Por SARA AMADOR VERA/El ‘Miércoles de Ceniza’  conmemora el momento en que Cristo se retiró al desierto por 40 días para meditar sobre su misión en ayuno y oración. Su nombre se debe a que ese día se celebra una misa en la que se marca en la frente de los feligreses una cruz con cenizas. Se trata de un periodo de conversión y penitencia, caracterizado por la oración, la meditación, el ayuno y la moderación, encaminado a la renovación pascual.

Las cenizas son un símbolo que nos recuerda nuestra propia fragilidad y mortalidad, y por ende, nuestra necesidad de la Gracia de Dios. Esta fecha marca el inicio de la Cuaresma.

La imposición de la Ceniza no es un precepto religioso obligatorio. No obstante, según los cánones de la Iglesia, sí es un imperativo que los devotos efectúen el ayuno y la abstinencia del consumo de carne (siempre que esto no ponga en riesgo la alimentación de las familias), o de otros alimentos que dictamine el episcopado local.

Los menores de 14 años no están obligados. A partir de esa edad se cumplirá con la abstinencia hasta los 18 años y desde entonces hasta los 59 años se incorporará el ayuno.

De las cenizas a las cenizas, del polvo al polvo es una frase comúnmente recitada durante misas de Miércoles de Ceniza.

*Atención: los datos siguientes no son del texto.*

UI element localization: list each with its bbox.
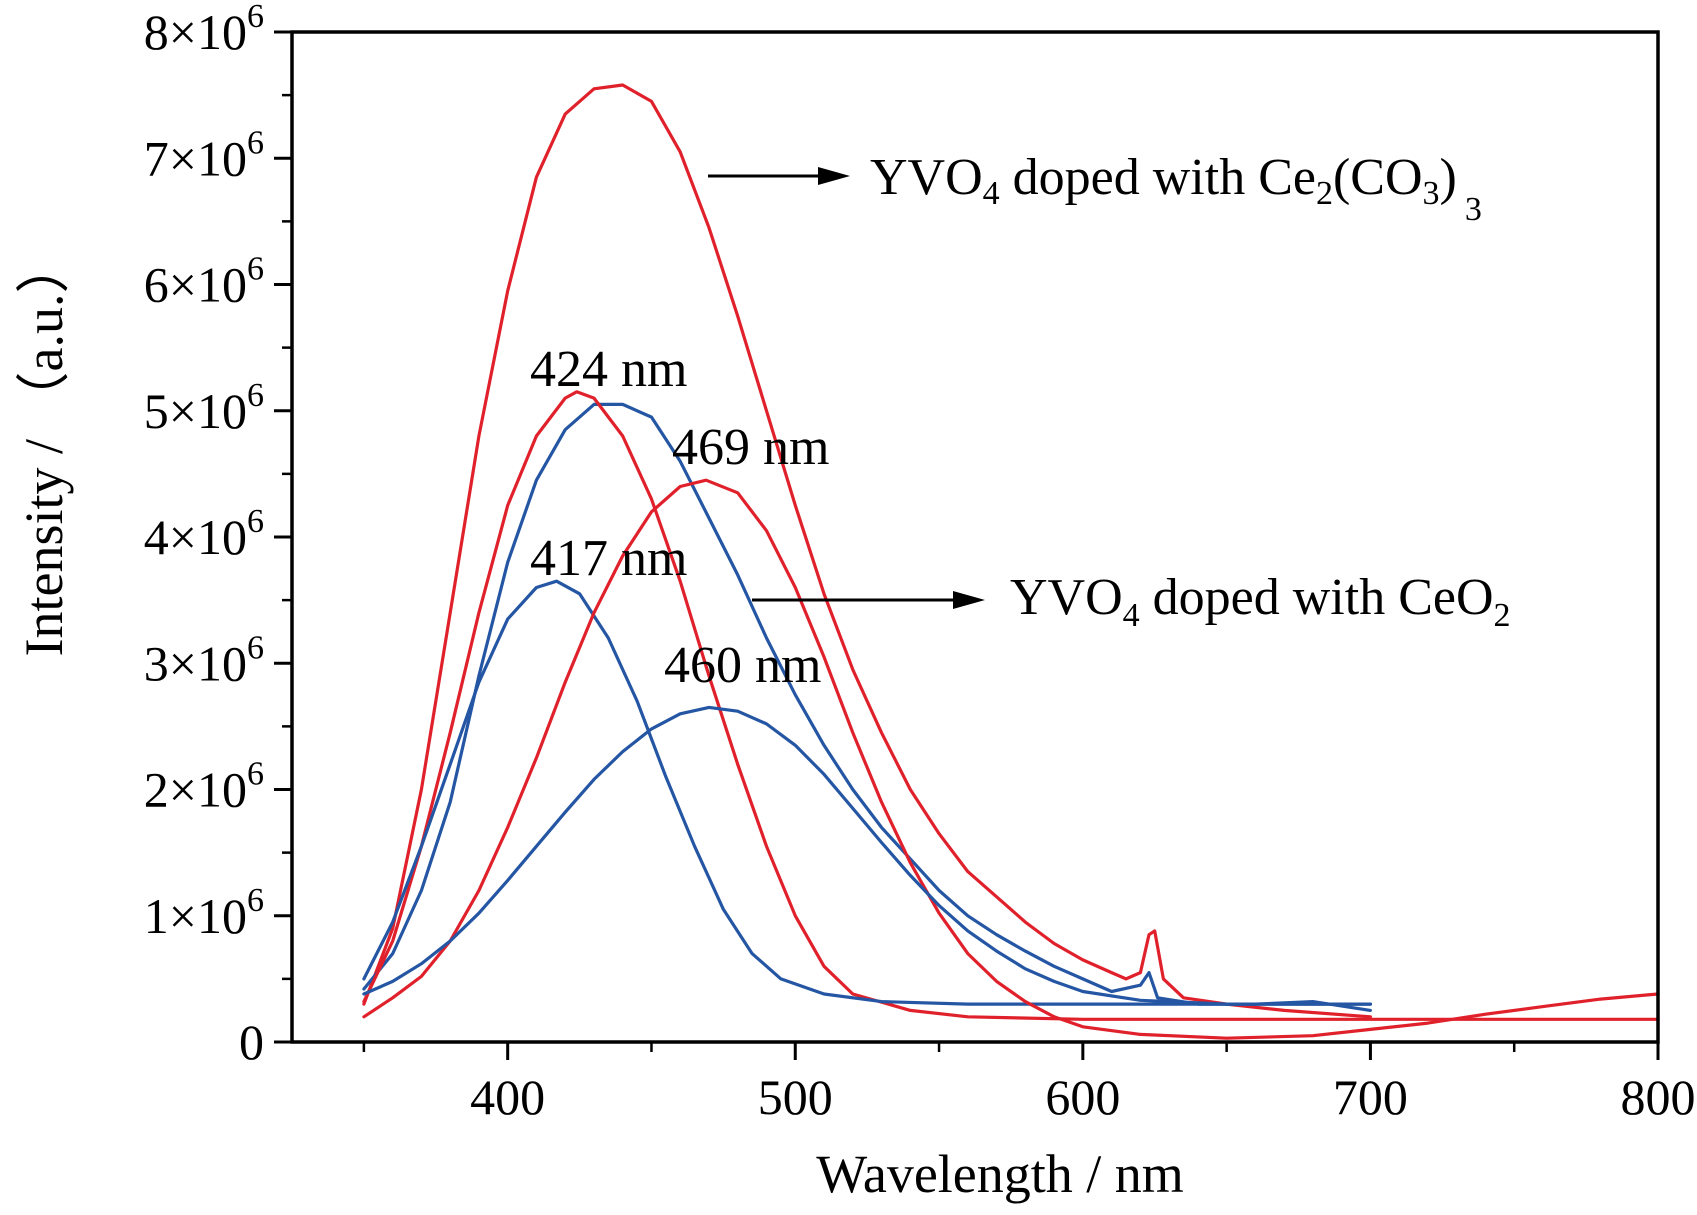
peak-label-424: 424 nm	[530, 341, 687, 398]
series-layer	[362, 83, 1660, 1040]
y-tick-label: 1×106	[144, 882, 264, 944]
y-axis-title: Intensity / （a.u.）	[14, 240, 74, 657]
y-tick-exponent: 6	[247, 251, 264, 288]
series-curve-2	[362, 402, 1372, 1012]
y-tick-mantissa: 7×10	[144, 130, 247, 186]
label-ceo2-sub2: 2	[1494, 597, 1511, 634]
series-curve-6	[362, 705, 1372, 1006]
series-curve-3	[362, 390, 1660, 1021]
tick-layer	[274, 30, 1660, 1060]
y-tick-label: 7×106	[144, 124, 264, 186]
y-tick-mantissa: 6×10	[144, 257, 247, 313]
series-curve-4	[362, 579, 1372, 1006]
series-curve-1	[362, 83, 1372, 1019]
y-tick-label: 0	[239, 1014, 264, 1070]
label-ce2co3-mid: doped with Ce	[1000, 149, 1316, 206]
x-tick-label: 600	[1045, 1069, 1120, 1125]
y-tick-exponent: 6	[247, 0, 264, 35]
series-curve-5	[362, 478, 1660, 1040]
y-tick-mantissa: 0	[239, 1014, 264, 1070]
arrow-ce2co3-head	[818, 167, 850, 185]
label-ceo2-pre: YVO	[1010, 569, 1123, 626]
y-tick-label: 3×106	[144, 629, 264, 691]
peak-label-460: 460 nm	[664, 637, 821, 694]
y-tick-exponent: 6	[247, 882, 264, 919]
peak-label-417: 417 nm	[530, 530, 687, 587]
label-ce2co3-sub2: 2	[1316, 175, 1333, 212]
y-tick-mantissa: 1×10	[144, 888, 247, 944]
y-tick-label: 2×106	[144, 756, 264, 818]
y-tick-exponent: 6	[247, 503, 264, 540]
label-ceo2-mid: doped with CeO	[1140, 569, 1494, 626]
y-tick-label: 8×106	[144, 0, 264, 60]
label-ce2co3-sub4: 3	[1465, 191, 1482, 228]
series-label-ceo2: YVO4 doped with CeO2	[1010, 569, 1511, 634]
y-tick-mantissa: 8×10	[144, 4, 247, 60]
y-tick-mantissa: 4×10	[144, 509, 247, 565]
y-tick-labels: 01×1062×1063×1064×1065×1066×1067×1068×10…	[144, 0, 264, 1070]
y-tick-exponent: 6	[247, 377, 264, 414]
x-tick-label: 500	[758, 1069, 833, 1125]
x-axis-title: Wavelength / nm	[816, 1144, 1184, 1204]
y-tick-mantissa: 5×10	[144, 383, 247, 439]
x-tick-label: 400	[470, 1069, 545, 1125]
x-tick-labels: 400 500 600 700 800	[470, 1069, 1695, 1125]
y-tick-exponent: 6	[247, 756, 264, 793]
peak-label-469: 469 nm	[672, 419, 829, 476]
y-tick-exponent: 6	[247, 124, 264, 161]
label-ce2co3-mid2: (CO	[1333, 149, 1423, 206]
y-tick-mantissa: 2×10	[144, 762, 247, 818]
y-tick-label: 5×106	[144, 377, 264, 439]
label-ce2co3-sub3: 3	[1423, 175, 1440, 212]
y-tick-label: 4×106	[144, 503, 264, 565]
y-tick-mantissa: 3×10	[144, 635, 247, 691]
label-ce2co3-sub1: 4	[983, 175, 1000, 212]
x-tick-label: 800	[1621, 1069, 1696, 1125]
series-label-ce2co3: YVO4 doped with Ce2(CO3)3	[870, 149, 1482, 228]
y-tick-label: 6×106	[144, 251, 264, 313]
label-ceo2-sub1: 4	[1123, 597, 1140, 634]
arrow-layer	[708, 167, 985, 609]
y-tick-exponent: 6	[247, 629, 264, 666]
arrow-ceo2-head	[953, 591, 985, 609]
label-ce2co3-mid3: )	[1440, 149, 1457, 206]
label-ce2co3-pre: YVO	[870, 149, 983, 206]
x-tick-label: 700	[1333, 1069, 1408, 1125]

Su objetivo es recordarnos de nuestra mortalidad, en el sentido de que empezamos como polvo y que nuestros cuerpos regresarán al polvo después de nuestra muerte.

Esta frase proviene del Génesis (3, 19) pues polvo eres, y al polvo volverás.

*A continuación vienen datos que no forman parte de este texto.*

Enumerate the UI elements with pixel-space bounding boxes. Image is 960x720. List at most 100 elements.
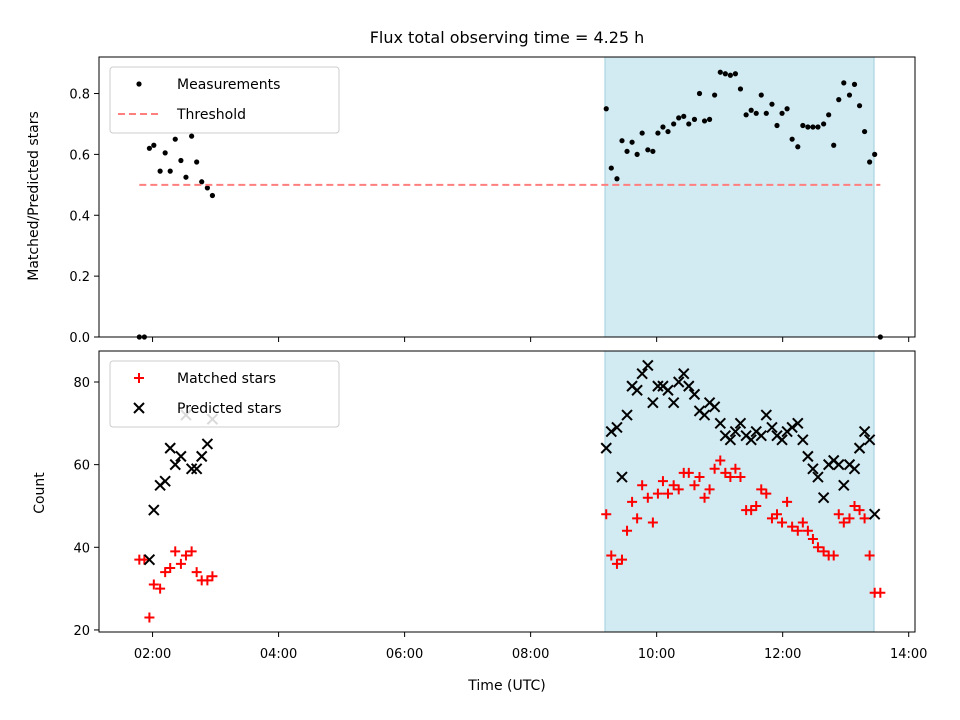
matched-stars-point bbox=[170, 546, 181, 557]
legend-box bbox=[109, 360, 340, 428]
matched-stars-point bbox=[838, 517, 849, 528]
matched-stars-point bbox=[802, 525, 813, 536]
measurement-point bbox=[645, 147, 651, 153]
measurement-point bbox=[846, 92, 853, 98]
matched-stars-point bbox=[606, 550, 617, 561]
xtick-label: 02:00 bbox=[134, 647, 171, 662]
matched-stars-point bbox=[818, 546, 829, 557]
measurement-point bbox=[717, 69, 723, 75]
axes-frame bbox=[98, 350, 916, 633]
ytick-label: 0.8 bbox=[69, 88, 90, 103]
matched-stars-point bbox=[647, 517, 658, 528]
predicted-stars-point bbox=[159, 475, 171, 487]
predicted-stars-point bbox=[611, 421, 623, 434]
predicted-stars-point bbox=[667, 396, 680, 409]
ytick-label: 20 bbox=[73, 624, 90, 639]
ytick-label: 80 bbox=[73, 376, 90, 391]
measurement-point bbox=[826, 112, 832, 118]
measurement-point bbox=[629, 139, 635, 145]
predicted-stars-point bbox=[600, 442, 612, 454]
measurement-point bbox=[706, 116, 713, 122]
predicted-stars-point bbox=[652, 380, 664, 392]
matched-stars-point bbox=[144, 612, 155, 623]
measurement-point bbox=[805, 124, 811, 130]
predicted-stars-point bbox=[631, 384, 643, 396]
matched-stars-point bbox=[689, 480, 700, 491]
measurement-point bbox=[603, 106, 609, 112]
predicted-stars-point bbox=[838, 479, 850, 492]
predicted-stars-point bbox=[196, 450, 208, 463]
predicted-stars-point bbox=[792, 417, 804, 430]
matched-stars-point bbox=[761, 488, 772, 499]
predicted-stars-point bbox=[807, 463, 819, 475]
measurement-point bbox=[732, 71, 739, 77]
matched-stars-point bbox=[715, 455, 726, 466]
measurement-point bbox=[851, 81, 858, 87]
predicted-stars-point bbox=[616, 471, 628, 483]
matched-stars-point bbox=[601, 509, 612, 520]
measurement-point bbox=[619, 138, 625, 144]
legend: Matched stars Predicted stars bbox=[109, 360, 340, 428]
matched-stars-point bbox=[699, 492, 710, 503]
matched-stars-point bbox=[191, 567, 202, 578]
matched-stars-point bbox=[725, 472, 736, 483]
predicted-stars-point bbox=[201, 438, 214, 450]
matched-stars-point bbox=[792, 525, 803, 536]
predicted-stars-point bbox=[817, 491, 830, 504]
measurement-point bbox=[624, 148, 630, 154]
predicted-stars-point bbox=[848, 463, 861, 475]
measurement-point bbox=[608, 165, 614, 171]
measurement-point bbox=[655, 130, 661, 136]
xtick-label: 12:00 bbox=[764, 647, 801, 662]
matched-stars-point bbox=[637, 480, 648, 491]
measurement-point bbox=[763, 110, 769, 116]
matched-stars-point bbox=[694, 472, 705, 483]
measurement-point bbox=[821, 121, 827, 127]
matched-stars-point bbox=[148, 579, 159, 590]
predicted-stars-point bbox=[786, 421, 798, 434]
matched-stars-point bbox=[812, 542, 823, 553]
predicted-stars-point bbox=[698, 409, 711, 421]
matched-stars-point bbox=[720, 467, 731, 478]
predicted-stars-point bbox=[766, 421, 778, 434]
matched-stars-point bbox=[202, 575, 213, 586]
matched-stars-point bbox=[611, 558, 622, 569]
predicted-stars-point bbox=[755, 430, 767, 442]
measurement-point bbox=[660, 124, 666, 130]
measurement-point bbox=[737, 86, 744, 92]
matched-stars-point bbox=[207, 571, 218, 582]
measurement-point bbox=[183, 174, 189, 180]
predicted-stars-point bbox=[734, 417, 747, 430]
measurement-point bbox=[691, 116, 698, 122]
measurement-point bbox=[614, 176, 620, 182]
legend-label: Threshold bbox=[176, 107, 246, 123]
predicted-stars-point bbox=[642, 359, 654, 372]
measurement-point bbox=[789, 136, 795, 142]
matched-stars-point bbox=[854, 505, 865, 516]
predicted-stars-point bbox=[802, 450, 814, 463]
xtick-label: 14:00 bbox=[890, 647, 927, 662]
measurement-point bbox=[194, 159, 200, 165]
predicted-stars-point bbox=[662, 384, 674, 396]
series-measurements bbox=[136, 69, 883, 340]
measurement-point bbox=[151, 142, 157, 148]
xtick-label: 10:00 bbox=[638, 647, 675, 662]
predicted-stars-point bbox=[729, 425, 742, 438]
count-panel: 20 40 60 80 02:00 04:00 06:00 08:00 10:00 12:00 14… bbox=[73, 350, 927, 662]
matched-stars-point bbox=[787, 521, 798, 532]
predicted-stars-point bbox=[833, 458, 845, 471]
measurement-point bbox=[836, 97, 842, 103]
matched-stars-point bbox=[622, 525, 633, 536]
measurement-point bbox=[727, 72, 733, 78]
matched-stars-point bbox=[652, 488, 663, 499]
measurement-point bbox=[872, 151, 878, 157]
observing-window-span bbox=[604, 350, 875, 633]
predicted-stars-point bbox=[863, 434, 876, 446]
series-matched-stars bbox=[134, 455, 886, 623]
legend-marker-dot bbox=[136, 81, 142, 87]
legend-box bbox=[109, 66, 340, 134]
measurement-point bbox=[722, 71, 728, 77]
observing-window-span bbox=[604, 56, 875, 338]
predicted-stars-point bbox=[169, 458, 181, 471]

Mientras el cuerpo tiende a la sepultura, una vida interior del hombre tiene que robustecerse y la Cuaresma no sólo es invitación al recuerdo de la muerte, sino sobre todo al recuerdo del deber de renovarnos para ser luz, sal, brillo en el mundo.

 

 

DEL POLVO AL POLVO

 

La palabra ceniza, que proviene del latín “cinis”, representa el producto de la combustión de algo por el fuego. Esta adoptó tempranamente un sentido simbólico de muerte, caducidad, pero también de humildad y penitencia.

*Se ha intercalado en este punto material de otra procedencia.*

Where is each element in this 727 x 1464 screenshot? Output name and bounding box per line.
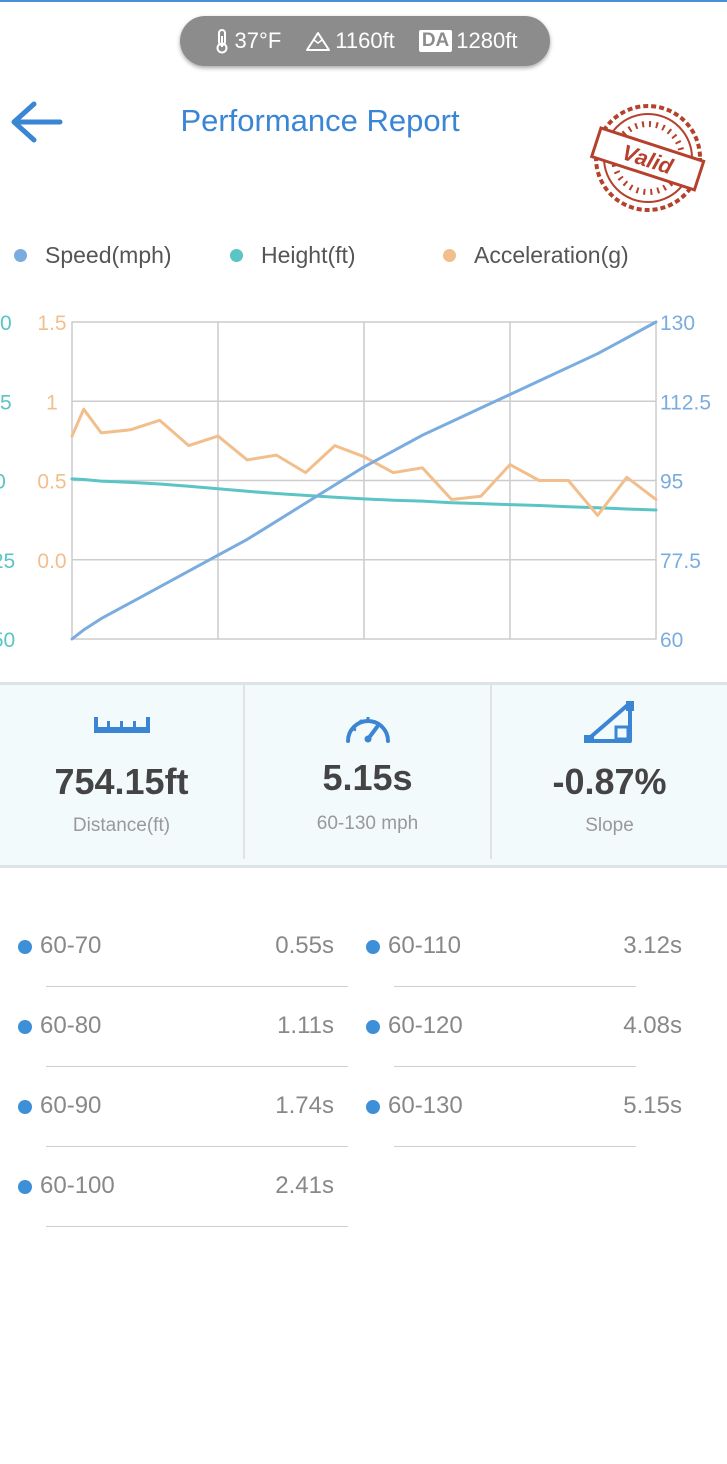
split-dot	[18, 1020, 32, 1034]
height-tick-label: 0	[0, 471, 6, 494]
time-value: 5.15s	[322, 757, 413, 798]
legend-dot-height	[230, 249, 243, 262]
time-label: 60-130 mph	[316, 813, 419, 834]
da-badge: DA	[418, 30, 453, 52]
speed-tick-label: 112.5	[660, 391, 711, 414]
chart-grid	[71, 321, 657, 640]
split-range: 60-90	[40, 1092, 102, 1119]
speed-tick-label: 95	[660, 471, 683, 494]
speed-tick-label: 77.5	[660, 550, 701, 573]
split-divider	[394, 1066, 636, 1067]
acceleration-tick-label: 0.0	[37, 550, 66, 573]
legend-label-acceleration: Acceleration(g)	[474, 242, 629, 268]
speed-tick-label: 60	[660, 629, 683, 650]
legend-item-speed: Speed(mph)	[14, 242, 172, 269]
slope-label: Slope	[585, 815, 634, 836]
stats-panel: 754.15ft Distance(ft) 5.15s 60-130 mph	[0, 682, 727, 868]
distance-value: 754.15ft	[54, 761, 189, 802]
valid-stamp: Valid	[589, 104, 706, 212]
split-time: 5.15s	[623, 1092, 682, 1119]
chart-legend: Speed(mph) Height(ft) Acceleration(g)	[0, 242, 727, 272]
split-item: 60-70 0.55s	[18, 917, 348, 997]
split-time: 2.41s	[275, 1172, 334, 1199]
series-line-acceleration	[70, 407, 658, 517]
performance-chart: 50 25 0 -25 -50 1.5 1 0.5 0.0 130 112.5 95 77.5 60	[0, 312, 711, 650]
stat-time: 5.15s 60-130 mph	[245, 685, 490, 859]
density-altitude-item: DA 1280ft	[418, 28, 518, 54]
speed-axis-ticks: 130 112.5 95 77.5 60	[660, 312, 711, 650]
legend-label-height: Height(ft)	[261, 242, 356, 268]
series-line-speed	[70, 320, 658, 641]
page-title: Performance Report	[180, 103, 460, 138]
split-divider	[394, 1146, 636, 1147]
ruler-icon	[93, 717, 150, 733]
split-dot	[18, 1100, 32, 1114]
split-divider	[46, 1146, 348, 1147]
slope-icon	[583, 701, 634, 743]
height-tick-label: 25	[0, 391, 12, 414]
legend-label-speed: Speed(mph)	[45, 242, 172, 268]
split-time: 4.08s	[623, 1012, 682, 1039]
acceleration-tick-label: 1	[46, 391, 58, 414]
mountain-icon	[306, 32, 331, 51]
split-range: 60-70	[40, 932, 102, 959]
split-divider	[394, 986, 636, 987]
height-tick-label: 50	[0, 312, 12, 335]
stats-divider	[243, 685, 245, 859]
acceleration-tick-label: 1.5	[37, 312, 66, 335]
split-divider	[46, 1066, 348, 1067]
altitude-value: 1160ft	[335, 28, 395, 53]
height-tick-label: -25	[0, 550, 15, 573]
temperature-value: 37°F	[234, 28, 282, 53]
split-time: 0.55s	[275, 932, 334, 959]
split-item: 60-90 1.74s	[18, 1077, 348, 1157]
split-range: 60-120	[388, 1012, 463, 1039]
series-line-height	[70, 477, 658, 512]
split-dot	[18, 940, 32, 954]
split-item: 60-120 4.08s	[366, 997, 682, 1077]
legend-item-height: Height(ft)	[230, 242, 356, 269]
height-axis-ticks: 50 25 0 -25 -50	[0, 312, 15, 650]
slope-value: -0.87%	[552, 761, 667, 802]
split-dot	[366, 940, 380, 954]
split-range: 60-130	[388, 1092, 463, 1119]
split-dot	[366, 1020, 380, 1034]
split-item: 60-80 1.11s	[18, 997, 348, 1077]
split-divider	[46, 986, 348, 987]
altitude-item: 1160ft	[305, 28, 395, 54]
thermometer-icon	[216, 29, 228, 54]
split-range: 60-80	[40, 1012, 102, 1039]
back-button[interactable]	[10, 100, 64, 144]
speedometer-icon	[345, 717, 390, 743]
legend-dot-speed	[14, 249, 27, 262]
top-accent-line	[0, 0, 727, 2]
acceleration-tick-label: 0.5	[37, 471, 66, 494]
stat-distance: 754.15ft Distance(ft)	[0, 685, 243, 859]
split-dot	[18, 1180, 32, 1194]
split-item: 60-130 5.15s	[366, 1077, 682, 1157]
split-divider	[46, 1226, 348, 1227]
legend-dot-acceleration	[443, 249, 456, 262]
split-range: 60-100	[40, 1172, 115, 1199]
height-tick-label: -50	[0, 629, 15, 650]
speed-tick-label: 130	[660, 312, 695, 335]
split-dot	[366, 1100, 380, 1114]
split-item: 60-110 3.12s	[366, 917, 682, 997]
split-item: 60-100 2.41s	[18, 1157, 348, 1237]
chart-series	[70, 320, 658, 641]
back-arrow-icon	[11, 101, 63, 143]
density-altitude-value: 1280ft	[456, 28, 518, 53]
split-time: 3.12s	[623, 932, 682, 959]
conditions-pill: 37°F 1160ft DA 1280ft	[180, 16, 550, 66]
stat-slope: -0.87% Slope	[492, 685, 727, 859]
legend-item-acceleration: Acceleration(g)	[443, 242, 629, 269]
split-time: 1.11s	[277, 1012, 334, 1039]
split-range: 60-110	[388, 932, 461, 959]
distance-label: Distance(ft)	[72, 815, 171, 836]
acceleration-axis-ticks: 1.5 1 0.5 0.0	[37, 312, 66, 573]
temperature-item: 37°F	[213, 28, 282, 54]
split-time: 1.74s	[275, 1092, 334, 1119]
stats-divider	[490, 685, 492, 859]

La ceniza, como signo de humildad, le recuerda al cristiano su origen y su fin: “Dios formó al hombre con polvo de la tierra” (Gn 2,7); “hasta que vuelvas a la tierra, pues de ella fuiste hecho” (Gn 3,19).

La ceniza proviene de los restos de las palmas quemadas del domingo de ramos. Son esas cruces hechas de palma que obsequian en la Misa del Domingo de Ramos, las cruces se colocan en la entrada de los hogares y permanecen benditas.

La ceniza también se adquiere de las estatuas muy deterioradas o inservibles de la iglesia, así como de libros viejos y oraciones y del incensario donde se realizan las misas.

Es una tradición católica que nos recuerda que fuimos hechos de polvo y en eso mismo nos convertiremos al morir.